Within the characters of Stallworth and Zimmerman, we are given two individuals, through serious self-examination, who come to the realization that when it comes to upholding social justice, there is no standing upon the sidelines, and that prejudices and racist tendencies are closer than one may have ever expected to experience around and even within themselves.
Racial code switching, the pressures of being the first and only Black face in a White environment, and perceptions of race from oneself as well as those who surround you, all within a narrative and period piece purposefully designed to run concurrently with the continuously unfolding events of right here and now in the 21st century, Spike Lee's "BlacKKKlansman" is a brilliant slow burn of a film which builds into a towering, invigorating, dynamic and infuriating inferno.
(Originally reviewed August 2018)
1. "SORRY TO BOTHER YOU" DIRECTED BY BOOTS RILEYFor my number one favorite film of 2018, I turn to Boots Riley's unrepentantly WTF debut feature, a film of such tremendous audacity and anxiety that it is also one of the very best films I have seen within this decade.
The odyssey of Cassius Green (played by Lakeith Stanfield), who takes a job as a telemarketer and gains financial glories only after learning to utilize his "White voice" to attract customers, is an astoundingly singular cinematic vision that not only speaks directly to this specific time in our collective cultural history in the 21st century but also to all that has happened in the past and what will play out in the future.
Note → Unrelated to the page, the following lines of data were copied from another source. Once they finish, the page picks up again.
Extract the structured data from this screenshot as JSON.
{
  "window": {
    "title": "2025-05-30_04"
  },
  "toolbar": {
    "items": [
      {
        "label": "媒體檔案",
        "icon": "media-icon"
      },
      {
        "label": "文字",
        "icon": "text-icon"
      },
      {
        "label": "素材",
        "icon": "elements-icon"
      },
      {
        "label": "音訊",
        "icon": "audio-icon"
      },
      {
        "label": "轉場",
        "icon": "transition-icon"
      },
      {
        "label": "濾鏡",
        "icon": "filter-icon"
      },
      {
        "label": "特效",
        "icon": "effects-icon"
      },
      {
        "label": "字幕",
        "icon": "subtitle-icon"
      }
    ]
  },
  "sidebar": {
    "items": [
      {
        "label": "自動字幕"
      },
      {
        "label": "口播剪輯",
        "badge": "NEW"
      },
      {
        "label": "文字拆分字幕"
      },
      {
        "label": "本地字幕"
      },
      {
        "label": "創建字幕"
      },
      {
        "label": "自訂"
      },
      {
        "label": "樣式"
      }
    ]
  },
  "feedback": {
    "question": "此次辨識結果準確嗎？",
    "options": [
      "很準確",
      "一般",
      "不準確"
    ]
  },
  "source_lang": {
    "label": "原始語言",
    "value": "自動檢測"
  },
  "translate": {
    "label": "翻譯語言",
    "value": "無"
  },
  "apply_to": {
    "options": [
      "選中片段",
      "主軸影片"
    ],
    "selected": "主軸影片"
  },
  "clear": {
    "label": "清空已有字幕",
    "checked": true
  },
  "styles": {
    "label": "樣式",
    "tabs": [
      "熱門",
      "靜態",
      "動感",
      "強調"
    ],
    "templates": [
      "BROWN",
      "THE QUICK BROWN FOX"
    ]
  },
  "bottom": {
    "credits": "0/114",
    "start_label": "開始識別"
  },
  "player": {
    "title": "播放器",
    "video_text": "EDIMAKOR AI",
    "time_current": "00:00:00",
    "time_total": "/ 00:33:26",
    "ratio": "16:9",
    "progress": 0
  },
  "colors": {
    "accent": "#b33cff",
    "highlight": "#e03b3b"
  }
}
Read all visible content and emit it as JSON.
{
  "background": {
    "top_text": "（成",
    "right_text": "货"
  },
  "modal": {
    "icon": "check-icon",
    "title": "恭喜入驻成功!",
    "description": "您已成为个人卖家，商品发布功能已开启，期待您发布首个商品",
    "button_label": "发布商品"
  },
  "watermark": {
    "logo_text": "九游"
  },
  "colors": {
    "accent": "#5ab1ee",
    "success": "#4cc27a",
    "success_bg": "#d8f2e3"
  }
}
While it is a film about racial code-switching and the perceptions and prejudices about and concerning African-Americans, Riley has crafted an insidious fever dream of razor sharp agitprop that eviscerates reality television, cultural appropriation, the desperate status of current hp-hp and rap music and at its most feral, the full dehumanization of rampant capitalism and even worse, the full dehumanization of not ever taking a stand.
Presented as a social satire yet utilizing techniques of magical realism, surreal thrills and even science-fiction horror, Boots Riley has weaved an uncomfortable, disturbing, oft-putting, often surprising nightmare of a film that supplies a major plot twist you will never see coming that flies the film completely through the looking glass and yet, superbly continues and even cements its message during which every character is complicit and is transformed by the knowledge that blindly adhering to the status quo is precisely what will cause our societal downfall.
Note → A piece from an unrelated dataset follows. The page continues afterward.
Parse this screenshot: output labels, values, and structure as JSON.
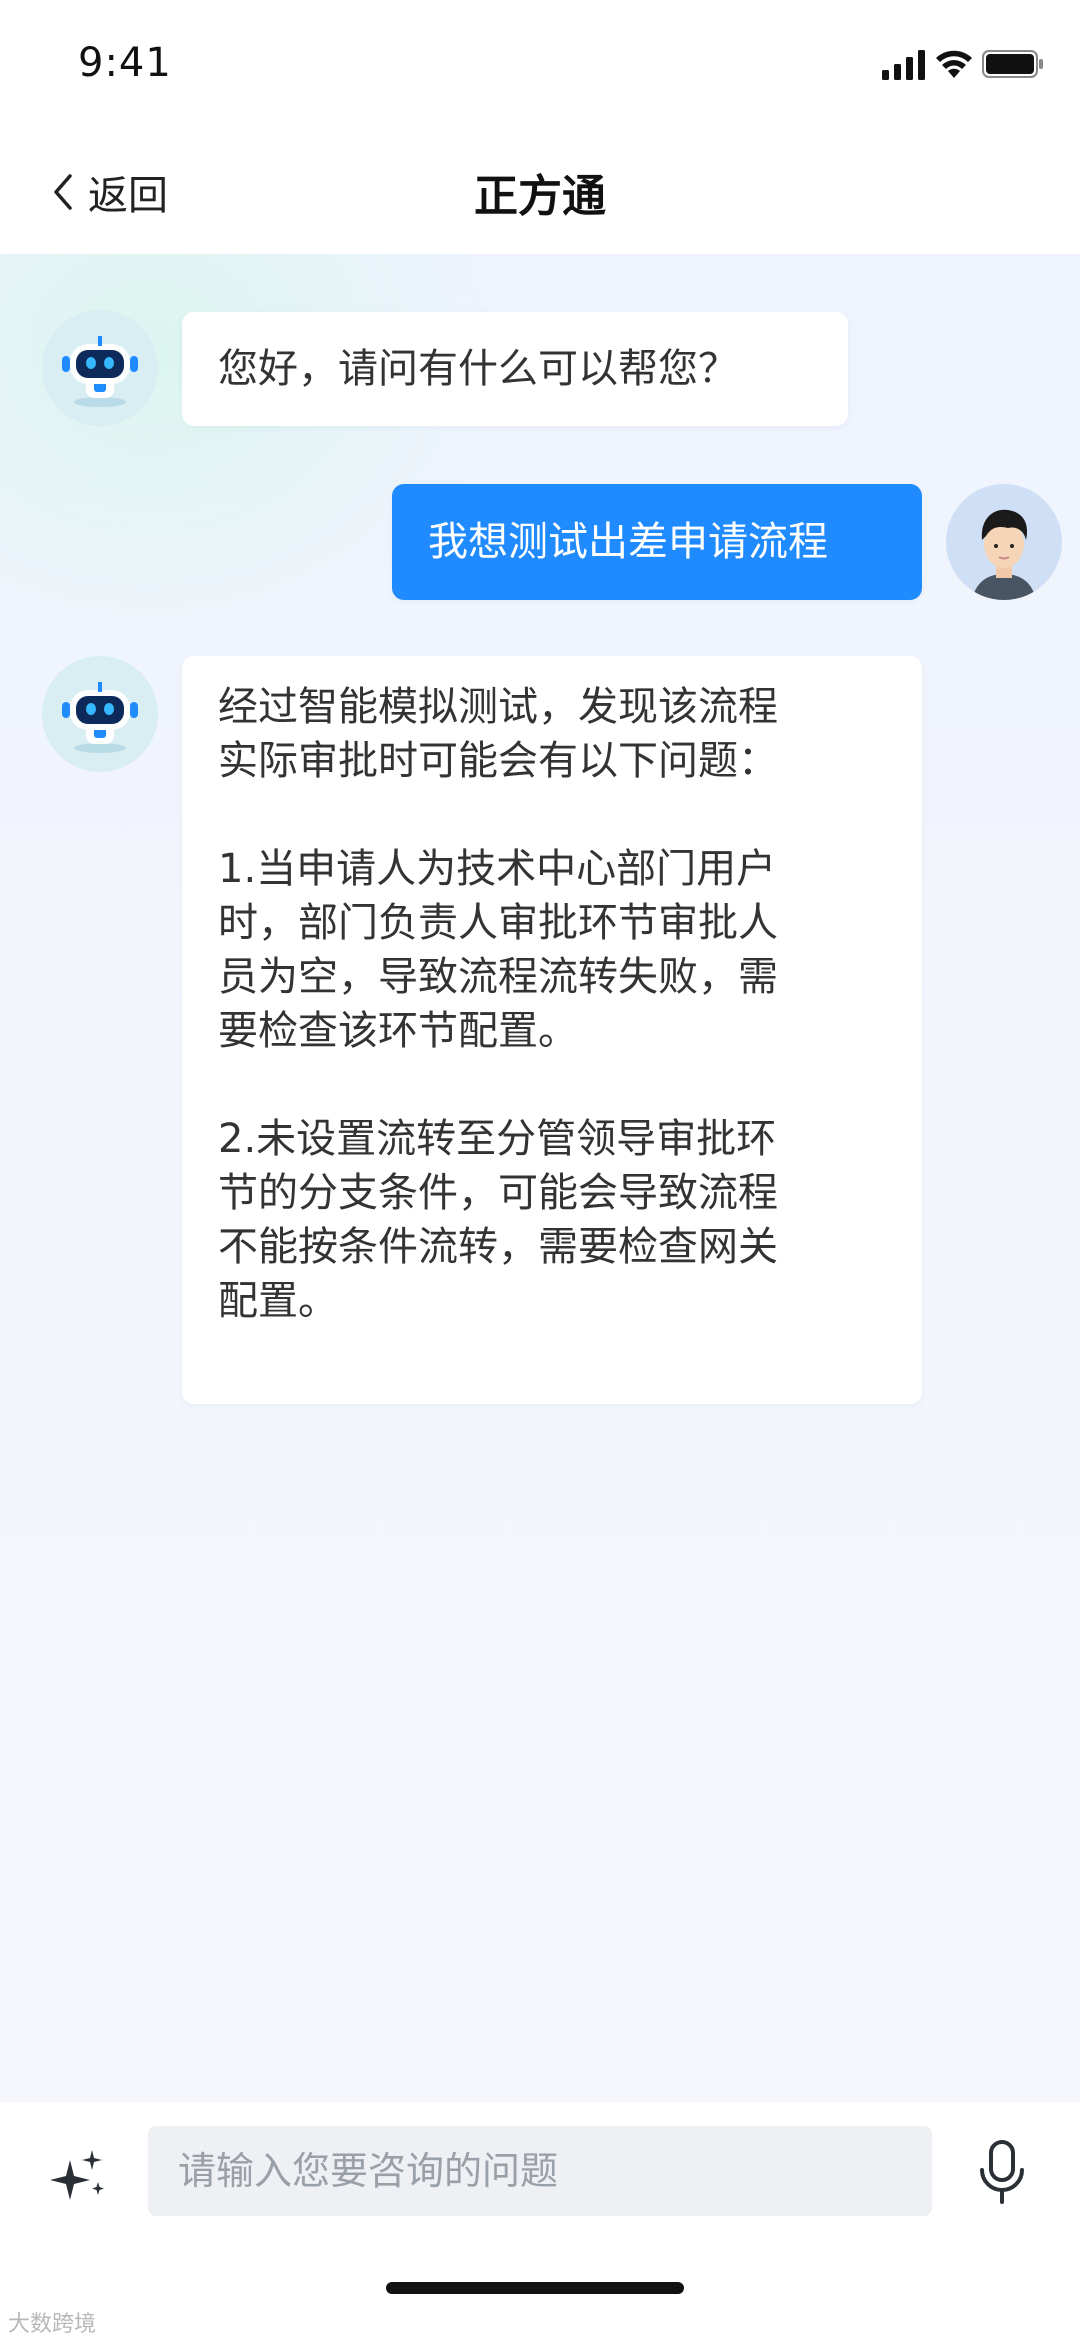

No, this film is not for everyone and nor should it be as it is film designed to provoke and turn your brain inside out with a heartfelt fury. Despite the politeness of its title, Boots Riley's "Sorry To Bother You" is everything but.
This film is a cinematic Molotov cocktail.
(Originally reviewed July 2018)
There you have it. 2018's Savage Scorecard series is now complete thus making full breadth and space for the 2019 movie year!